KuCoin Pay integriert Krypto in lokale Zahlungssysteme

Das eigentliche Produkt ist die Weiterleitung
Das Grundproblem, das KuCoin Pay adressiert, ist struktureller Natur. Globale Krypto-Netzwerke basieren auf einheitlichen technischen Standards, während der Einzelhandel lokal fragmentiert bleibt. Ein brasilianischer Händler erwartet Pix, Verbraucher in Bangladesch nutzen mobile Wallets, mexikanische Banküberweisungen laufen über SPEI. Diese Fragmentierung schafft das sogenannte Last-Mile-Problem für Krypto-Zahlungen. Der Transfer eines Stablecoins zwischen Blockchain-Adressen dauert Sekunden, doch um diesen Wert tatsächlich auszugeben, braucht es eine Verbindung zum System des Empfängers.
KuCoin Pay übernimmt diese Übersetzungsarbeit innerhalb einer einzigen Benutzeroberfläche. In Märkten, in denen QR-Codes verbreitet sind, scannt der Nutzer den nationalen Code. Für lokale Überweisungen wählt er ein Netzwerk und gibt Kontonummer oder Telefonnummer ein. Die Plattform unterstützt mehr als 50 Kryptowährungen, darunter USDT, USDC, Bitcoin und KCS. KuCoin gibt an, keine eigenen Zahlungsgebühren zu erheben, wobei individuelle Händler eigene Aufschläge verlangen können. Genehmigte Rückerstattungen werden in USDT auf das Nutzerkonto zurückgebucht.
Lokale Zahlungsschienen lösen das Verteilungsproblem
Der Ansatz von KuCoin trifft auf einen Markt, der sich verändert. Laut dem Global Findex 2025 der Weltbank verfügen mittlerweile 79 Prozent der Erwachsenen weltweit über ein Finanzkonto. In Ländern mit niedrigem und mittlerem Einkommen besitzen 84 Prozent ein Mobiltelefon. Stablecoins haben ebenfalls an Gewicht gewonnen: Visa schätzte, dass das Stablecoin-Angebot im Jahr 2025 um mehr als 50 Prozent auf 274 Milliarden US-Dollar gewachsen ist, mit einem bereinigten Jahrestransaktionsvolumen von über 10 Billionen US-Dollar. Gleichzeitig räumte Visas Krypto-Chef im Januar ein, dass Stablecoins nach wie vor keine breite Händlerakzeptanz im Konsumentenbereich erreicht haben.
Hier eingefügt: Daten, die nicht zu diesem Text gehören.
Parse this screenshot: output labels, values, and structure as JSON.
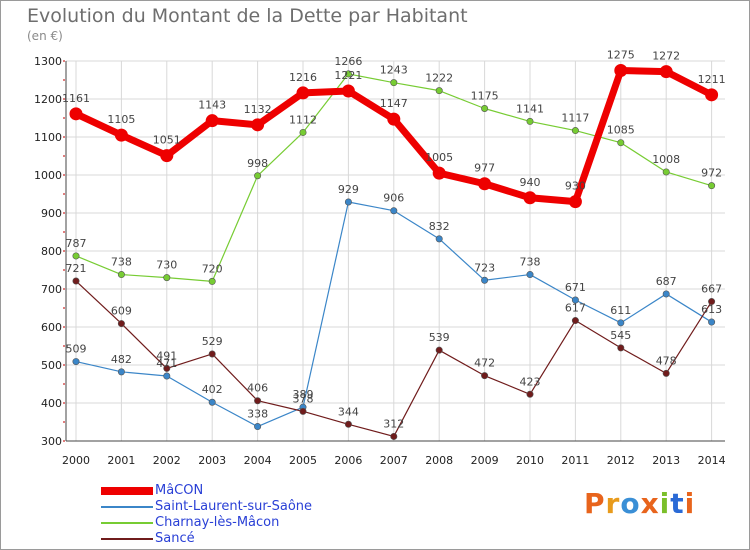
{
  "title": "Evolution du Montant de la Dette par Habitant",
  "subtitle": "(en €)",
  "brand": "Proxiti",
  "colors": {
    "grid": "#d8d8d8",
    "axis": "#444444",
    "legend_text": "#2a40d6",
    "brand_letters": [
      "#e8641c",
      "#e89b1c",
      "#3a8fd6",
      "#e8641c",
      "#7bbf2a",
      "#2a6ad6",
      "#e8641c"
    ]
  },
  "chart_data": {
    "type": "line",
    "title": "Evolution du Montant de la Dette par Habitant",
    "subtitle": "(en €)",
    "xlabel": "",
    "ylabel": "",
    "x": [
      "2000",
      "2001",
      "2002",
      "2003",
      "2004",
      "2005",
      "2006",
      "2007",
      "2008",
      "2009",
      "2010",
      "2011",
      "2012",
      "2013",
      "2014"
    ],
    "ylim": [
      300,
      1300
    ],
    "yticks": [
      300,
      400,
      500,
      600,
      700,
      800,
      900,
      1000,
      1100,
      1200,
      1300
    ],
    "grid": true,
    "legend_position": "bottom-left",
    "series": [
      {
        "name": "MâCON",
        "color": "#ee0000",
        "values": [
          1161,
          1105,
          1051,
          1143,
          1132,
          1216,
          1221,
          1147,
          1005,
          977,
          940,
          930,
          1275,
          1272,
          1211
        ]
      },
      {
        "name": "Saint-Laurent-sur-Saône",
        "color": "#3b86c8",
        "values": [
          509,
          482,
          471,
          402,
          338,
          389,
          929,
          906,
          832,
          723,
          738,
          671,
          611,
          687,
          613
        ]
      },
      {
        "name": "Charnay-lès-Mâcon",
        "color": "#77cc33",
        "values": [
          787,
          738,
          730,
          720,
          998,
          1112,
          1266,
          1243,
          1222,
          1175,
          1141,
          1117,
          1085,
          1008,
          972
        ]
      },
      {
        "name": "Sancé",
        "color": "#701c1c",
        "values": [
          721,
          609,
          491,
          529,
          406,
          378,
          344,
          312,
          539,
          472,
          423,
          617,
          545,
          478,
          667
        ]
      }
    ]
  }
}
Brasilien liefert das bisher deutlichste Beispiel für den KuCoin-Ansatz. Nutzer können dort einen Standard-Pix-QR-Code scannen und direkt aus ihrem Krypto-Guthaben zahlen. Der Händler muss keine separate Krypto-Wallet einrichten und keinen neuen Kassenprozess einführen. KuCoin-Managerin Alicia Kao formulierte die Stoßrichtung so: „Real-world utility will define the next phase of crypto adoption, and payments are where this shift becomes most visible.“
Offene Fragen zu Kosten und Regulierung
Die Infrastruktur hinter dem Produkt trägt klassische finanzielle Abhängigkeiten. Lokale Liquidität muss vorhanden sein, Compliance-Regeln unterscheiden sich je nach Land, und Währungsumrechnungen können die tatsächlichen Kosten beeinflussen, auch wenn keine Transaktionsgebühr ausgewiesen wird. Der Internationale Währungsfonds hat zudem gewarnt, dass Stablecoins zwar Zahlungsreibung senken, gleichzeitig aber Risiken rund um Währungssubstitution und Kapitalverkehrskontrollen erhöhen können.
Der eigentliche Test kommt im Alltag
KuCoin berichtet von einem 25-fachen Wachstum des On-Chain-Zahlungsvolumens sowie einem Anstieg der Partner- und Händlerzahlen um 60 Prozent. Diese Zahlen belegen Wachstum, sagen aber noch wenig darüber aus, ob Nutzer die Funktion dauerhaft einsetzen. Der entscheidende Maßstab wird sein, ob Menschen KuCoin Pay nach den Einführungskampagnen regelmäßig für alltägliche Transaktionen nutzen und ob Zahlungen zuverlässig, transparent und ohne unerwartete Kosten abgewickelt werden.